Dietro il moniker Torakiki si celano i bolognesi Alessandro Rizzato, Kevin Parrino e Giacomo Giunchedi, produttori d’elettronica artigianale, un’elettronica spesso cantata (in italiano) e ancor più spesso confezionata attraverso i vecchi sintetizzatori coi moduli a matrice, il cui inconfondibile tessuto sonoro ci sprofonda dritti alla fine degli anni ‘80, a cui i Torakiki devono anche la scelta del proprio nome. “Avesom”, certamente mutuato da “awesome”, è nei fatti un disco eccezionale, perché alle acquatiche frequenze del synth unisce la legnosa serialità della techno: un disco corroborante, da ascoltare nel club o nella propria cameretta.

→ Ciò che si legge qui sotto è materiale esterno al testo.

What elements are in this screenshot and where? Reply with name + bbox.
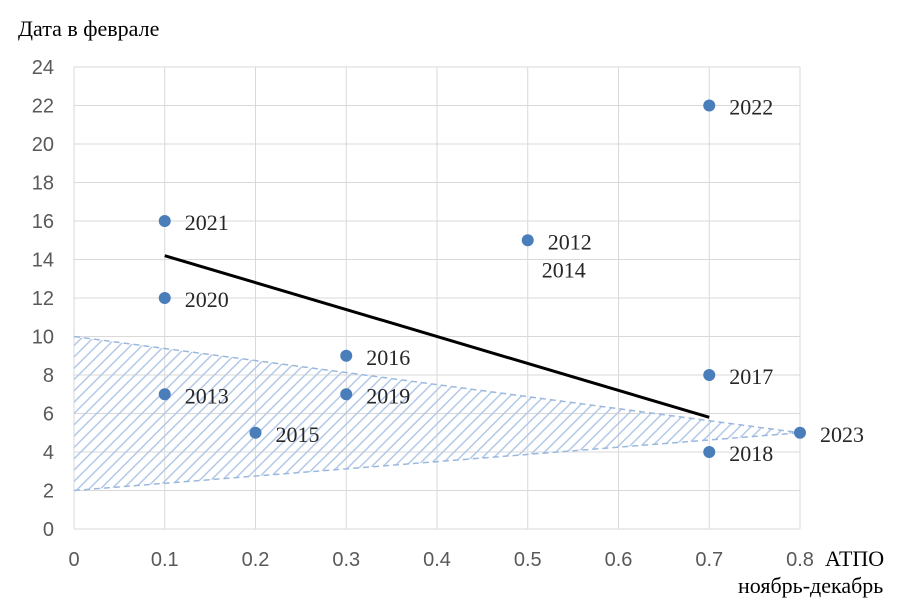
point-label: 2012 <box>548 229 592 254</box>
x-tick-label: 0.6 <box>605 549 633 571</box>
y-tick-label: 20 <box>32 134 54 156</box>
point-label: 2014 <box>542 257 586 282</box>
data-point <box>521 234 534 247</box>
shaded-band-layer <box>73 335 801 492</box>
y-tick-label: 24 <box>32 57 54 79</box>
x-tick-label: 0.2 <box>242 549 270 571</box>
band-lower-edge <box>73 432 801 492</box>
point-label: 2015 <box>276 422 320 447</box>
y-tick-label: 22 <box>32 96 54 118</box>
x-tick-label: 0.4 <box>423 549 451 571</box>
y-tick-label: 16 <box>32 211 54 233</box>
y-tick-label: 4 <box>43 442 54 464</box>
data-point <box>158 388 171 401</box>
x-tick-label: 0.5 <box>514 549 542 571</box>
y-tick-label: 0 <box>43 519 54 541</box>
x-tick-label: 0.8 <box>786 549 814 571</box>
data-point <box>249 426 262 439</box>
y-tick-label: 6 <box>43 404 54 426</box>
data-point <box>340 388 353 401</box>
x-tick-label: 0.1 <box>151 549 179 571</box>
data-point <box>703 446 716 458</box>
x-tick-label: 0 <box>68 549 79 571</box>
y-axis-title: Дата в феврале <box>18 16 159 41</box>
shaded-band <box>74 336 800 491</box>
point-label: 2017 <box>729 364 773 389</box>
data-point <box>340 349 353 362</box>
y-tick-label: 10 <box>32 327 54 349</box>
data-point <box>158 215 171 227</box>
point-label: 2016 <box>366 345 410 370</box>
data-point <box>703 99 716 112</box>
x-axis-title-line2: ноябрь-декабрь <box>738 573 883 598</box>
point-labels-layer: 2021 2020 2013 2015 2016 2019 2012 2022 2017 2018… <box>185 95 864 467</box>
data-point <box>794 426 806 439</box>
point-label: 2022 <box>729 95 773 120</box>
x-tick-label: 0.7 <box>695 549 723 571</box>
point-label: 2013 <box>185 383 229 408</box>
y-tick-label: 2 <box>43 481 54 503</box>
y-tick-label: 18 <box>32 173 54 195</box>
data-point <box>703 369 716 381</box>
y-tick-label: 8 <box>43 365 54 387</box>
trend-line <box>164 254 710 419</box>
point-label: 2023 <box>820 422 864 447</box>
point-label: 2021 <box>185 210 229 235</box>
x-tick-label: 0.3 <box>332 549 360 571</box>
point-label: 2018 <box>729 441 773 466</box>
x-axis-title-line1: АТПО <box>825 546 884 571</box>
data-point <box>158 292 171 304</box>
point-label: 2020 <box>185 287 229 312</box>
band-upper-edge <box>73 335 801 434</box>
trend-line-layer <box>164 254 710 419</box>
point-label: 2019 <box>366 383 410 408</box>
points-layer <box>158 99 806 458</box>
y-tick-label: 14 <box>32 250 54 272</box>
y-tick-label: 12 <box>32 288 54 310</box>
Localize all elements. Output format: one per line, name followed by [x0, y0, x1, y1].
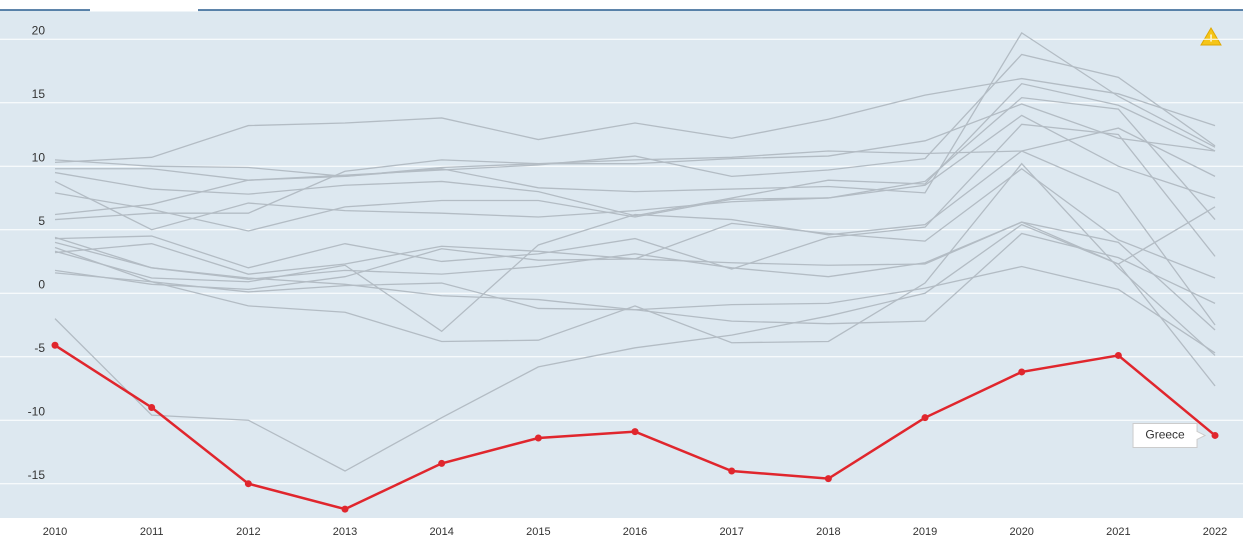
series-line	[54, 96, 1216, 231]
y-tick-label: -10	[28, 404, 46, 418]
plot-background	[0, 10, 1243, 518]
series-label: Greece	[1145, 428, 1185, 442]
y-tick-label: -5	[34, 341, 45, 355]
y-tick-label: -15	[28, 468, 46, 482]
series-line	[54, 123, 1216, 270]
series-line	[54, 82, 1216, 217]
x-tick-label: 2012	[236, 526, 260, 538]
point	[1211, 431, 1219, 439]
y-tick-label: 20	[32, 23, 46, 37]
x-tick-label: 2019	[913, 526, 937, 538]
series-line	[54, 150, 1216, 333]
point	[534, 434, 542, 442]
x-tick-label: 2013	[333, 526, 357, 538]
y-tick-label: 0	[38, 277, 45, 291]
series-line	[54, 31, 1216, 194]
point	[51, 341, 59, 349]
point	[148, 404, 156, 412]
x-tick-label: 2021	[1106, 526, 1130, 538]
point	[244, 480, 252, 488]
series-line	[54, 103, 1216, 221]
point	[1018, 368, 1026, 376]
x-tick-label: 2014	[429, 526, 453, 538]
series-label-box	[1132, 422, 1207, 448]
x-tick-label: 2022	[1203, 526, 1227, 538]
series-line	[54, 221, 1216, 387]
x-tick-label: 2011	[140, 526, 164, 538]
point	[631, 428, 639, 436]
point	[341, 505, 349, 513]
series-line	[54, 246, 1216, 354]
point	[1114, 351, 1122, 359]
x-tick-label: 2015	[526, 526, 550, 538]
series-line	[54, 206, 1216, 472]
point	[728, 467, 736, 475]
series-line	[54, 77, 1216, 164]
point	[921, 414, 929, 422]
series-line	[54, 114, 1216, 232]
series-line	[54, 162, 1216, 356]
point	[438, 459, 446, 467]
y-tick-label: 5	[38, 214, 45, 228]
y-tick-label: 10	[32, 150, 46, 164]
y-tick-label: 15	[32, 87, 46, 101]
x-tick-label: 2017	[719, 526, 743, 538]
x-tick-label: 2010	[43, 526, 67, 538]
x-tick-label: 2018	[816, 526, 840, 538]
x-tick-label: 2020	[1009, 526, 1033, 538]
point	[824, 475, 832, 483]
x-tick-label: 2016	[623, 526, 647, 538]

In “Pitch” eleganti lingue sintetiche si annodano a sparuti rullanti, in una lenta progressione che preannuncia la comunione, pienamente techno, di basse frequenze ed FX, un matrimonio d’intenti col Carl Craig meno danzereccio. “Luxard”, primo brano cantato, è invece costruito in architettura naïf, quasi fosse un Alexander Robotnick che si prende sul serio; e “O.A.U.” prosegue con maggior veemenza sul sentiero della trance mitteleuropea di Schiller e ATB. Con “Tripolar Bears” il trio bolognese si sposta su un genere di elettronica downtempo, appositamente pensata per la decompressione mentale: pad sognanti, bassi indolenti e una ritmica, su base 8-bit, piuttosto articolata, come quando Machinedrum decide di fare il bravo ragazzo. Se “##PAP” torna agli eccessi trance di “O.A.U.”, destano invece stupore gli accenni breakbeat – più che accenni, son proprio movenze – in “TR2”, un pezzo da ascrivere all’r’n’b americano di fine anni Novanta. Infine la cantilena digitale di “Kendo”, che attinge a piene mani dalle sonorità tradizionali giapponesi, esportandole nel terzo millennio grazie ad un sequencing degno di Andy Stott.

Mi piacciono i Torakiki, che non si vergognano della nostra lingua e della tradizione elettronica europea; mi piacciono soprattutto quando suonano quella techno morbida e melliflua che, in barba ad ogni pregiudizio, si offre elegante e sinuosa all’ascoltare, lontana dalle orde selvagge di clubbers pettinatissimi, abbronzatissimi, impasticcatissimi.